Oladipo Agboluaje's The Estate admits a debt to Chekhov; there are elements of The Cherry Orchard and, to a lesser extent, Uncle Vanya. For example, there's an aged retainer whose displacement has the pathos of Firs and a brash incomer who offers ready cash for land which can no longer support an older lifestyle. And there is a clash of generations within relationships, wilful and accidental misunderstandings. This is indeed Chekhov country - universal country.
The company's name means theatre of the emancipated and it draws upon a strong team of British-trained Black actors. The plum role is that of Helen, the second wife who is quite determined that life will continue to dance to her tune even after she has been widowed. Ellen Thomas flounces and flirts to create a credible and almost likeable character, even while her selfishness repels.

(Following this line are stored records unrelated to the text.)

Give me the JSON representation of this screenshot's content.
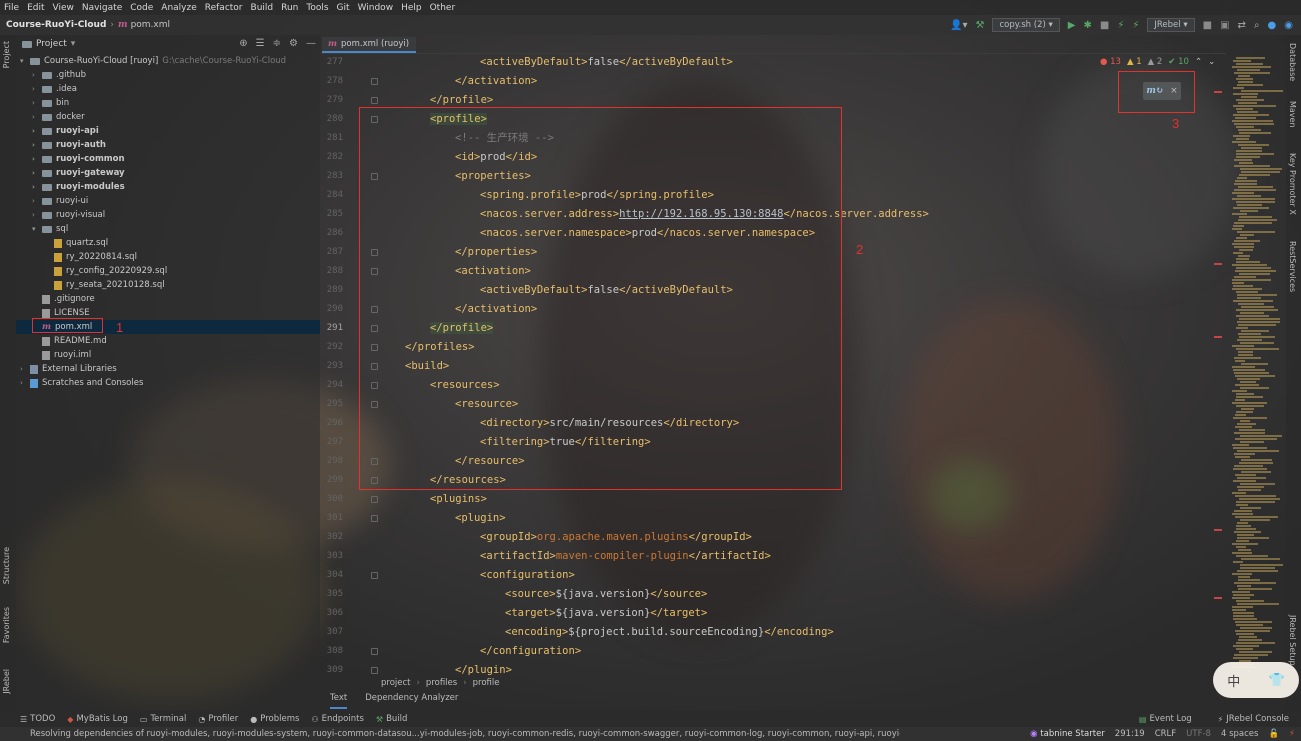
{
  "menu": [
    "File",
    "Edit",
    "View",
    "Navigate",
    "Code",
    "Analyze",
    "Refactor",
    "Build",
    "Run",
    "Tools",
    "Git",
    "Window",
    "Help",
    "Other"
  ],
  "nav": {
    "project": "Course-RuoYi-Cloud",
    "file": "pom.xml",
    "run_config": "copy.sh (2)",
    "jrebel": "JRebel"
  },
  "project_panel": {
    "title": "Project",
    "tree": [
      {
        "label": "Course-RuoYi-Cloud [ruoyi]",
        "hint": "G:\\cache\\Course-RuoYi-Cloud",
        "type": "folder",
        "bold": false,
        "expanded": true
      },
      {
        "label": ".github",
        "type": "folder"
      },
      {
        "label": ".idea",
        "type": "folder"
      },
      {
        "label": "bin",
        "type": "folder"
      },
      {
        "label": "docker",
        "type": "folder"
      },
      {
        "label": "ruoyi-api",
        "type": "folder",
        "bold": true
      },
      {
        "label": "ruoyi-auth",
        "type": "folder",
        "bold": true
      },
      {
        "label": "ruoyi-common",
        "type": "folder",
        "bold": true
      },
      {
        "label": "ruoyi-gateway",
        "type": "folder",
        "bold": true
      },
      {
        "label": "ruoyi-modules",
        "type": "folder",
        "bold": true
      },
      {
        "label": "ruoyi-ui",
        "type": "folder"
      },
      {
        "label": "ruoyi-visual",
        "type": "folder"
      },
      {
        "label": "sql",
        "type": "folder",
        "expanded": true
      },
      {
        "label": "quartz.sql",
        "type": "sql"
      },
      {
        "label": "ry_20220814.sql",
        "type": "sql"
      },
      {
        "label": "ry_config_20220929.sql",
        "type": "sql"
      },
      {
        "label": "ry_seata_20210128.sql",
        "type": "sql"
      },
      {
        "label": ".gitignore",
        "type": "file"
      },
      {
        "label": "LICENSE",
        "type": "file"
      },
      {
        "label": "pom.xml",
        "type": "maven",
        "selected": true
      },
      {
        "label": "README.md",
        "type": "file"
      },
      {
        "label": "ruoyi.iml",
        "type": "file"
      },
      {
        "label": "External Libraries",
        "type": "lib"
      },
      {
        "label": "Scratches and Consoles",
        "type": "scratch"
      }
    ]
  },
  "editor": {
    "tab": "pom.xml (ruoyi)",
    "inspections": {
      "errors": "13",
      "warnings": "1",
      "weak": "2",
      "ok": "10"
    },
    "lines": [
      {
        "n": "277",
        "indent": 4,
        "code": "<activeByDefault>false</activeByDefault>"
      },
      {
        "n": "278",
        "indent": 3,
        "code": "</activation>"
      },
      {
        "n": "279",
        "indent": 2,
        "code": "</profile>"
      },
      {
        "n": "280",
        "indent": 2,
        "code": "<profile>"
      },
      {
        "n": "281",
        "indent": 3,
        "code": "<!-- 生产环境 -->"
      },
      {
        "n": "282",
        "indent": 3,
        "code": "<id>prod</id>"
      },
      {
        "n": "283",
        "indent": 3,
        "code": "<properties>"
      },
      {
        "n": "284",
        "indent": 4,
        "code": "<spring.profile>prod</spring.profile>"
      },
      {
        "n": "285",
        "indent": 4,
        "code": "<nacos.server.address>http://192.168.95.130:8848</nacos.server.address>"
      },
      {
        "n": "286",
        "indent": 4,
        "code": "<nacos.server.namespace>prod</nacos.server.namespace>"
      },
      {
        "n": "287",
        "indent": 3,
        "code": "</properties>"
      },
      {
        "n": "288",
        "indent": 3,
        "code": "<activation>"
      },
      {
        "n": "289",
        "indent": 4,
        "code": "<activeByDefault>false</activeByDefault>"
      },
      {
        "n": "290",
        "indent": 3,
        "code": "</activation>"
      },
      {
        "n": "291",
        "indent": 2,
        "code": "</profile>"
      },
      {
        "n": "292",
        "indent": 1,
        "code": "</profiles>"
      },
      {
        "n": "293",
        "indent": 1,
        "code": "<build>"
      },
      {
        "n": "294",
        "indent": 2,
        "code": "<resources>"
      },
      {
        "n": "295",
        "indent": 3,
        "code": "<resource>"
      },
      {
        "n": "296",
        "indent": 4,
        "code": "<directory>src/main/resources</directory>"
      },
      {
        "n": "297",
        "indent": 4,
        "code": "<filtering>true</filtering>"
      },
      {
        "n": "298",
        "indent": 3,
        "code": "</resource>"
      },
      {
        "n": "299",
        "indent": 2,
        "code": "</resources>"
      },
      {
        "n": "300",
        "indent": 2,
        "code": "<plugins>"
      },
      {
        "n": "301",
        "indent": 3,
        "code": "<plugin>"
      },
      {
        "n": "302",
        "indent": 4,
        "code": "<groupId>org.apache.maven.plugins</groupId>"
      },
      {
        "n": "303",
        "indent": 4,
        "code": "<artifactId>maven-compiler-plugin</artifactId>"
      },
      {
        "n": "304",
        "indent": 4,
        "code": "<configuration>"
      },
      {
        "n": "305",
        "indent": 5,
        "code": "<source>${java.version}</source>"
      },
      {
        "n": "306",
        "indent": 5,
        "code": "<target>${java.version}</target>"
      },
      {
        "n": "307",
        "indent": 5,
        "code": "<encoding>${project.build.sourceEncoding}</encoding>"
      },
      {
        "n": "308",
        "indent": 4,
        "code": "</configuration>"
      },
      {
        "n": "309",
        "indent": 3,
        "code": "</plugin>"
      }
    ],
    "breadcrumb": [
      "project",
      "profiles",
      "profile"
    ],
    "bottom_tabs": [
      "Text",
      "Dependency Analyzer"
    ]
  },
  "annotations": [
    "1",
    "2",
    "3"
  ],
  "left_stripe": [
    "Project",
    "Structure",
    "Favorites",
    "JRebel"
  ],
  "right_stripe": [
    "Database",
    "Maven",
    "Key Promoter X",
    "RestServices",
    "JRebel Setup"
  ],
  "tool_windows": [
    "TODO",
    "MyBatis Log",
    "Terminal",
    "Profiler",
    "Problems",
    "Endpoints",
    "Build"
  ],
  "tool_windows_right": [
    "Event Log",
    "JRebel Console"
  ],
  "status": {
    "message": "Resolving dependencies of ruoyi-modules, ruoyi-modules-system, ruoyi-common-datasou...yi-modules-job, ruoyi-common-redis, ruoyi-common-swagger, ruoyi-common-log, ruoyi-common, ruoyi-api, ruoyi-visual-m...",
    "tabnine": "tabnine Starter",
    "position": "291:19",
    "line_sep": "CRLF",
    "encoding": "UTF-8",
    "indent": "4 spaces"
  },
  "ime": {
    "lang": "中",
    "icon": "shirt-icon"
  }
}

Yinka and Soji, the deceased patriarch's sons, are played by Richard Pepple and Kwaku Ankomah with Yvonne Dodoo as their half-sister Sola. Three apparently straightforward people with an assured place in society for whom the future is certainly going to be disjointed.
If one feels sorry for Afolabi (Nick Oshikanlu), that is not the emotion generated by Femi Elufowoju jr - who directs the play - as Pastor Pakimi, a preacher occasionally glancing towards heaven but mostly staring at the earth's bounties. There's a neatly contrasted pair of servants from Ayo-Dele Ajana as Abasina and Wale Ojo as Ekong.
The production is designed by ULTZ and has evocative sound by Akintayo Akinbode and Simon Deacon. There are lighting effects by Trevor Wallace which remind us that we are in a land where the veneer of modern living peels off easily to reveal something far more basic. Chekhov country, you see, is measured in something even more universal than miles or kilometres.